Altrettanto riuscita l’esecuzione musicale affidata al neodirettore musicale del teatro Thomas Guggeis, visibilmente in luna di miele con il pubblico francofortese. Il gesto è sicuro, la tecnica solida, il pensiero musicale limpido. La Frankfurter Opern- und Museumsorchester risponde con slancio e suono compatto e brillante e non privo di finezze nei passaggi più intimistici. La compagnia di canto è buona nel complesso ma sconta l’assenza per malattia del Tannhäuser titolare Marco Jentzsch sostituito da Corby Welch, “Heldentenor” di lunga esperienza ma piuttosto legnoso nel fraseggio, spesso forzato nell’emissione e con più di un segno di usura nel mezzo vocale, sorvolando per ovvi motivi sulla scarsa immedesimazione nell’accurato disegno scenico. Al contrario l’Elisabeth di Christina Nilsson è un piacere all’ascolto già dal radioso “Dich, teure Halle” eseguito con eccellente perentorietà, sostenuta da un timbro limpido, grande sicurezza nell’emissione e dizione chiarissima.
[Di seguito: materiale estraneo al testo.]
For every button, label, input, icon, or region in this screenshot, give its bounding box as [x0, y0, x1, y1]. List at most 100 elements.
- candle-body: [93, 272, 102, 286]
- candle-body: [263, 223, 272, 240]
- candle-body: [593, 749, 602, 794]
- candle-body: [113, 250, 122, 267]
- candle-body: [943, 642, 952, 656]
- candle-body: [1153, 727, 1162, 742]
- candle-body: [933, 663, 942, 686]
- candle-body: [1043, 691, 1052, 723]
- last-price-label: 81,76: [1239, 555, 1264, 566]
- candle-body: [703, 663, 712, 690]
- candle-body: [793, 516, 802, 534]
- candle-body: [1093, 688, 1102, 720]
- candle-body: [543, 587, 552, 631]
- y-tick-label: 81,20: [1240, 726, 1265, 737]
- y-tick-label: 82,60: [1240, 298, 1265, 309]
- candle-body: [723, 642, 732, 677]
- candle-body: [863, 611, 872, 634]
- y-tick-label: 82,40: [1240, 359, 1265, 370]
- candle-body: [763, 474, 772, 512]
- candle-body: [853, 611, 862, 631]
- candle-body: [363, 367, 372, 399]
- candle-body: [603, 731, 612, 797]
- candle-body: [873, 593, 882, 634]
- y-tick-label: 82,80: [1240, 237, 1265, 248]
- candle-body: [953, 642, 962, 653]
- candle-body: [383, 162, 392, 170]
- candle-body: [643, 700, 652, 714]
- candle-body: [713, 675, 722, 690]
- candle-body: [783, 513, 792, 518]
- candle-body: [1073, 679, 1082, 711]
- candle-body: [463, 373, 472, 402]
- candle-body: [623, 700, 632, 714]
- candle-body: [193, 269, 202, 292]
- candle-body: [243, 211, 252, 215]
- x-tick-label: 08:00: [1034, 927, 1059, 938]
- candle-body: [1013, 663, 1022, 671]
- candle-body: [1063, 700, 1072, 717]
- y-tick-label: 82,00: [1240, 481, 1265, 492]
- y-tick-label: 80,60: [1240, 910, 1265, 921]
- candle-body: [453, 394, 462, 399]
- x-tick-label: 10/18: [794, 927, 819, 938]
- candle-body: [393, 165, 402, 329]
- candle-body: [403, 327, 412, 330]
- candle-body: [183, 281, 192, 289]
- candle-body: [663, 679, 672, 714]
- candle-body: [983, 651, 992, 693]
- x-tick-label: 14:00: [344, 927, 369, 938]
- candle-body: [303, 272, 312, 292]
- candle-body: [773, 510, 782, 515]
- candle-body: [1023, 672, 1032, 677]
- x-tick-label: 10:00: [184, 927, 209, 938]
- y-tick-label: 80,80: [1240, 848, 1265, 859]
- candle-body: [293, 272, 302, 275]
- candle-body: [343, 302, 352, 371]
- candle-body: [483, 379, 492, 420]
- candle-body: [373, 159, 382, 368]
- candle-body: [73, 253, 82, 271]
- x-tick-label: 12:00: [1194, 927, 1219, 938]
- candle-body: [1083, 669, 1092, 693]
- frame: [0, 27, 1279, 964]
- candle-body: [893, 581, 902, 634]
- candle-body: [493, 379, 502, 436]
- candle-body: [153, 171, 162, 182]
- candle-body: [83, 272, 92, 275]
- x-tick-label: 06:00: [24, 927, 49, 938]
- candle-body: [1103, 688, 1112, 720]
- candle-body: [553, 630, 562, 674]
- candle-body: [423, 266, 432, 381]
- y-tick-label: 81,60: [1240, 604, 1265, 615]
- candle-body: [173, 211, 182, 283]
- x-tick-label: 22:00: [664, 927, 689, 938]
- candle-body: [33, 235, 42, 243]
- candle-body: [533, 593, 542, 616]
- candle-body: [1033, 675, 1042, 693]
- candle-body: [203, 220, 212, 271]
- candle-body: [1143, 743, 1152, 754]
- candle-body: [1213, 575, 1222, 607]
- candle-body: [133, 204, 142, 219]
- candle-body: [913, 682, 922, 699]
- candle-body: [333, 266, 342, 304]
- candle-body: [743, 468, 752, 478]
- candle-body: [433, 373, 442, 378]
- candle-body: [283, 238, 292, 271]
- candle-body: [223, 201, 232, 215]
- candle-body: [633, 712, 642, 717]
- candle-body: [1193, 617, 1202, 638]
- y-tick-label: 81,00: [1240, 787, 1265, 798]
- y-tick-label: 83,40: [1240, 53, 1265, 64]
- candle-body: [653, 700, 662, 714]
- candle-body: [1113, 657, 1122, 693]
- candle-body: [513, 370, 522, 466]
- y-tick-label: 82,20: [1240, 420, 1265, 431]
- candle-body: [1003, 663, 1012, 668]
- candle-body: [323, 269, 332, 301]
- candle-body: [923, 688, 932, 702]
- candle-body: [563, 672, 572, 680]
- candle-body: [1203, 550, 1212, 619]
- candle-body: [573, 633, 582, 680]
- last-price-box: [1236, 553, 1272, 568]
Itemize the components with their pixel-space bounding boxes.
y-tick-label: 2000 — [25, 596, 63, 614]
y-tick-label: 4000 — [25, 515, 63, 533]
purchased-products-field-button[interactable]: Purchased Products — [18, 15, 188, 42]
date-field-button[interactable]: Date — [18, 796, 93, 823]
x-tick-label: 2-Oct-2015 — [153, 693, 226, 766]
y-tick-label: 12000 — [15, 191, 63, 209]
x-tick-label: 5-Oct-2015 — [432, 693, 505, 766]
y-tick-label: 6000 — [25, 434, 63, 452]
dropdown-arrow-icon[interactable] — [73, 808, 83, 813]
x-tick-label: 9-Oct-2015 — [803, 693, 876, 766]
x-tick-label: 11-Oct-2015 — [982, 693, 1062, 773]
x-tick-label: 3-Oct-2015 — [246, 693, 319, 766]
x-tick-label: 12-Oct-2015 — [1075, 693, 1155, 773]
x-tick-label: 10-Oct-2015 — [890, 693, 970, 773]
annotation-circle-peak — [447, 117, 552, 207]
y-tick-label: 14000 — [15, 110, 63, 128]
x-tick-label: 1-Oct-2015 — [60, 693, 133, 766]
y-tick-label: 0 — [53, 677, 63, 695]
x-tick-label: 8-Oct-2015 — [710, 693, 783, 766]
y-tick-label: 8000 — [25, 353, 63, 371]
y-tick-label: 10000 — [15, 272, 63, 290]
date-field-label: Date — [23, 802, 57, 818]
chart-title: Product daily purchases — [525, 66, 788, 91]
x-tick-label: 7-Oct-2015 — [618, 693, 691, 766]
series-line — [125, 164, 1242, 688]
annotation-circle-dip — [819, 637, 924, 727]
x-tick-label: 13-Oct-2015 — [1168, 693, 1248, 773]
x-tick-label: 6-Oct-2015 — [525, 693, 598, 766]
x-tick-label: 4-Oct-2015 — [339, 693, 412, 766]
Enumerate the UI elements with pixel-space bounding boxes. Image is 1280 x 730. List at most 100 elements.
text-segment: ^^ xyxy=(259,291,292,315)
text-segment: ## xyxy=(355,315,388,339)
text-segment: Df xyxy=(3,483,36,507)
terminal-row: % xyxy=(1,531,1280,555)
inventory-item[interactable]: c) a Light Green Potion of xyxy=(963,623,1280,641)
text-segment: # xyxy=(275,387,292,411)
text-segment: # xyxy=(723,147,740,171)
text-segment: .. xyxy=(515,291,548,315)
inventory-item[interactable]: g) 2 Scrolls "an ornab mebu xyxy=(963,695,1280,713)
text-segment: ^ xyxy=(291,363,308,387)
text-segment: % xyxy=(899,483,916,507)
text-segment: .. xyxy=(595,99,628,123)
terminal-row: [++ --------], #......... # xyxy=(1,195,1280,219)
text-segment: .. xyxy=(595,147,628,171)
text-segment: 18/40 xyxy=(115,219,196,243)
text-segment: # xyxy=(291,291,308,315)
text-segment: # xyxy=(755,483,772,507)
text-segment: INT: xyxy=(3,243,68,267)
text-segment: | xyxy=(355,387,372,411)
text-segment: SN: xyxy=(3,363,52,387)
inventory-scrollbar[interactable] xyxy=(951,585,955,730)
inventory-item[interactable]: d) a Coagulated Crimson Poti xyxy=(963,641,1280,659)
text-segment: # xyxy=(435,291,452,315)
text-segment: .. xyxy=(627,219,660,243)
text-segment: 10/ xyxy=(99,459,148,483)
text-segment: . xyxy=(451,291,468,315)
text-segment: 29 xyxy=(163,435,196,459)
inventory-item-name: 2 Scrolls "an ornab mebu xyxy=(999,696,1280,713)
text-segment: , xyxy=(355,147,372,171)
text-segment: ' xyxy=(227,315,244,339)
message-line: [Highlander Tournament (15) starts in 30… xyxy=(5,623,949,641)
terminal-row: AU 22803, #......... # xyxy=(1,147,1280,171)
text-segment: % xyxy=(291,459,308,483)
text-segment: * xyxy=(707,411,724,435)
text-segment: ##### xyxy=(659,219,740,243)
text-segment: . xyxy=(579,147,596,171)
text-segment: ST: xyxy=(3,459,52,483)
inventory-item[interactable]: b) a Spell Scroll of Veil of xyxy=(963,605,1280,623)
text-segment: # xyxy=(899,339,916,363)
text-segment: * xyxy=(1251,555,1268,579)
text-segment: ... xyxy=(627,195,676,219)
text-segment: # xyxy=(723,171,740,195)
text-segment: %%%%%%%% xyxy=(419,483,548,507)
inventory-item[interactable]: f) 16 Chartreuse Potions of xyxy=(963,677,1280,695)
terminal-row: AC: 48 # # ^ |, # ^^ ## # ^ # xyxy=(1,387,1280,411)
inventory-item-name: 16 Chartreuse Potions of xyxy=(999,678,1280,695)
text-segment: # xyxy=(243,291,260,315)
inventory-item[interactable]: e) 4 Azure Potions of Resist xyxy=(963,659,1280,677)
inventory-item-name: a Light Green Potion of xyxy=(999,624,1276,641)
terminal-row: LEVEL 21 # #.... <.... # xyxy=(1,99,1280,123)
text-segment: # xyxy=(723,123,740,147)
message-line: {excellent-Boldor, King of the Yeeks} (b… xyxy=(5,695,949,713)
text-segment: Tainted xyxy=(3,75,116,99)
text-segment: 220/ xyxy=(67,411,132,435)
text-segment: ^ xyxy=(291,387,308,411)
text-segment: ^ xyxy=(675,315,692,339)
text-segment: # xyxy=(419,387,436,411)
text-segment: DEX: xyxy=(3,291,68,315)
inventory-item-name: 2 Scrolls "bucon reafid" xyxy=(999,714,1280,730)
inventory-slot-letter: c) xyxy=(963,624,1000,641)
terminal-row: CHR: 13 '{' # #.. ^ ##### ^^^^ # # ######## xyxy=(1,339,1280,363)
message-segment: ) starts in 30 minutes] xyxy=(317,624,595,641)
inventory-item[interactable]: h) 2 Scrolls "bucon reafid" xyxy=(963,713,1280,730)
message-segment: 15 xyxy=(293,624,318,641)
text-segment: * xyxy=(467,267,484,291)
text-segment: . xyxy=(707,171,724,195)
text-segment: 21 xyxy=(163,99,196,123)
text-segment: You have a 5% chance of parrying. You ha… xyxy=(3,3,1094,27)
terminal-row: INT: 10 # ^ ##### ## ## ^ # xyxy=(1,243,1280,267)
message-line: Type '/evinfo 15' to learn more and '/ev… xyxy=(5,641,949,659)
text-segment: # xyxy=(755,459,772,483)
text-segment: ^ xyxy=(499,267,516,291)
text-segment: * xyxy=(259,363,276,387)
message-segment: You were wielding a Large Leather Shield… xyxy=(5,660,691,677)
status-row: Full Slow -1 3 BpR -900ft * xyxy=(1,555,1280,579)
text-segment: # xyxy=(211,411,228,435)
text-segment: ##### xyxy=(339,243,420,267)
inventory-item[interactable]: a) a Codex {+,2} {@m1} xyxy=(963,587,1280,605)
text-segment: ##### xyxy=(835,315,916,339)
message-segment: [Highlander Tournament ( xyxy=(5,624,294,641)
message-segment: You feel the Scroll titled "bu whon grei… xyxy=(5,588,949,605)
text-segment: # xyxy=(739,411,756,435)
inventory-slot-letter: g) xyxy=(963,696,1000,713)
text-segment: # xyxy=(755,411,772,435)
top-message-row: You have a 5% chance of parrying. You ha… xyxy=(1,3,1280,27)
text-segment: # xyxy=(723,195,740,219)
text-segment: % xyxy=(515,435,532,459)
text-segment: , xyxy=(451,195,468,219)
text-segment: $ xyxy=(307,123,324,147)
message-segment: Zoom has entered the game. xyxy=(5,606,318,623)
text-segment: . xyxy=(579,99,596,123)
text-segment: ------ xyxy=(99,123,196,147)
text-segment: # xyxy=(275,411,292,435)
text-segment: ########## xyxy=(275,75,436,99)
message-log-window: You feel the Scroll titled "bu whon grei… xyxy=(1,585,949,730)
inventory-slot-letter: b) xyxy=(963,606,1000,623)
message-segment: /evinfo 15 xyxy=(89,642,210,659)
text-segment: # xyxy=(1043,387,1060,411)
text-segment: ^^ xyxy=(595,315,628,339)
Convince meno, invece, la Venere di Djamila Kaiser, meno compiuta nell’interpretazione e vocalmente poco omogenea. Nel personale accademico, il giovane baritono Domen Križaj dona al suo Wolfram in clergyman una linea vocale elegante e dalla ricca timbrica, Andreas Bauer Kanabas è un Hermann ben disegnato e reso vocalmente con grande potenza e autorità, e ben definiti sono anche gli altri ruoli con Magnus Dietrich, Walther von der Vogelweide di bello slancio tenorile, Erik van Heyningen, Biterolf, Michael Porter, Heinrich der Schreiber, fino a Magnús Baldvinsson, Reinmar von Zweter. Molto fresco e gradevole il ritratto del pastorello (qui l’inserviente dell’università) di Karolina Bengtsson. Marcante l’apporto del Coro dell’Oper Frankfurt rinforzato, preparato da Tilman Michael, morbido e possente, molto versatile nel dare vita alle varie sfaccettature richieste dalla scrittura wagneriana.
Teatro esaurito e pubblico in piedi con ovazioni soprattutto per Christina Nilsson e il direttore Thomas Guggeis alla fine.